In einer privaten (und sehr wahrscheinlich nicht repräsentativen) Umfrage habe ich Freunden die Frage gestellt, ab welchem Kontostand sie das ernsthafte Sparen beginnen. Die häufigste Antwort war -500 EUR, das Limit ihres Dispositionskredits. Einige waren so schlau, ihren Dispo auf 0 EUR zu setzen, womit ihr persönlicher Grenzwert auf 0 EUR rückte. Von allen Befragten gab es nur einen, der einen positiven Wert angab: 10.000 EUR. Rückt sein Kontostand in den vierstelligen Bereich, fängt er an zu sparen. (Die 10.000 EUR hat er irgendwann von seinen Eltern bekommen und möchte sie nicht sinnlos ausgeben.) Ich habe diesen Menschen noch nie pleite gesehen. Im Gegenteil, er fährt momentan sogar zwei volle Gehälter ein.
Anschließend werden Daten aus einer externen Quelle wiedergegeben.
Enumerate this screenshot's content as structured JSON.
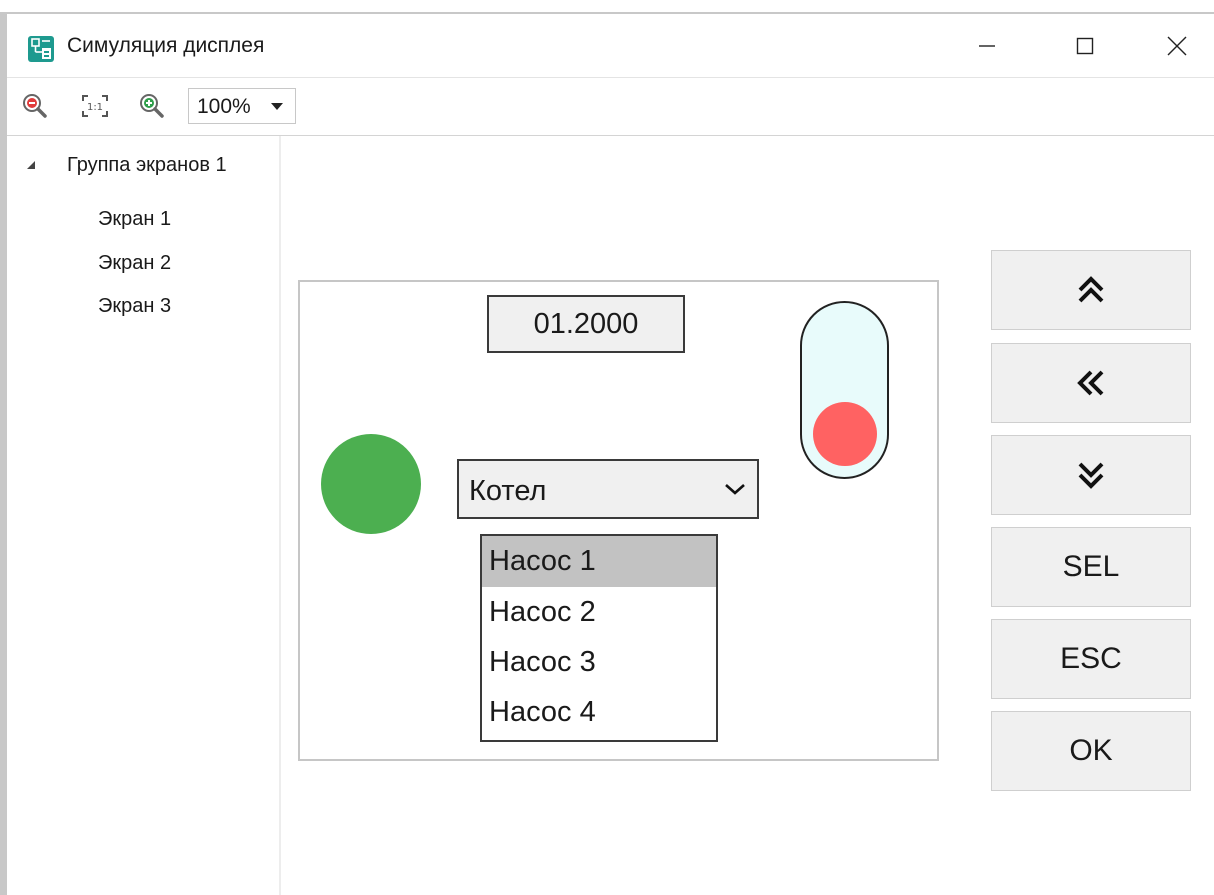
{
  "window": {
    "title": "Симуляция дисплея",
    "app_icon": "display-simulation-icon",
    "accent": "#1e9a8f"
  },
  "toolbar": {
    "zoom_out_icon": "zoom-out-icon",
    "actual_size_icon": "actual-size-icon",
    "zoom_in_icon": "zoom-in-icon",
    "zoom_value": "100%"
  },
  "tree": {
    "group_label": "Группа экранов 1",
    "items": [
      {
        "label": "Экран 1"
      },
      {
        "label": "Экран 2"
      },
      {
        "label": "Экран 3"
      }
    ]
  },
  "display": {
    "date_value": "01.2000",
    "indicator_color": "#4caf50",
    "combo_value": "Котел",
    "list": {
      "items": [
        {
          "label": "Насос 1",
          "selected": true
        },
        {
          "label": "Насос 2",
          "selected": false
        },
        {
          "label": "Насос 3",
          "selected": false
        },
        {
          "label": "Насос 4",
          "selected": false
        }
      ]
    },
    "toggle": {
      "state": "off",
      "knob_color": "#ff6262"
    }
  },
  "keypad": {
    "page_up_icon": "double-chevron-up-icon",
    "back_icon": "double-chevron-left-icon",
    "page_down_icon": "double-chevron-down-icon",
    "sel": "SEL",
    "esc": "ESC",
    "ok": "OK"
  }
}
Wahrscheinlich liegt es an meiner Herkunft aus dem Schwabenland, dass ich nur äußerst selten meinen Kontostand ansehe und stattdessen zwei Grundsätzen folge: Minimiere Ausgaben, maximiere Einnahmen. Gilt „Einnahmen größer Ausgaben“, so müsste es immer einen Puffer geben. Die Überprüfung des Kontostands („Wieviel Geld habe ich eigentlich?“) gilt lediglich der Versicherung, dass diese Ungleichung noch stimmt. (Achtung: Eine solche Einstellung ist nicht förderlich für unsere Wirtschaft, denn die lebt davon, dass Menschen Dinge kaufen, die sie nicht brauchen.)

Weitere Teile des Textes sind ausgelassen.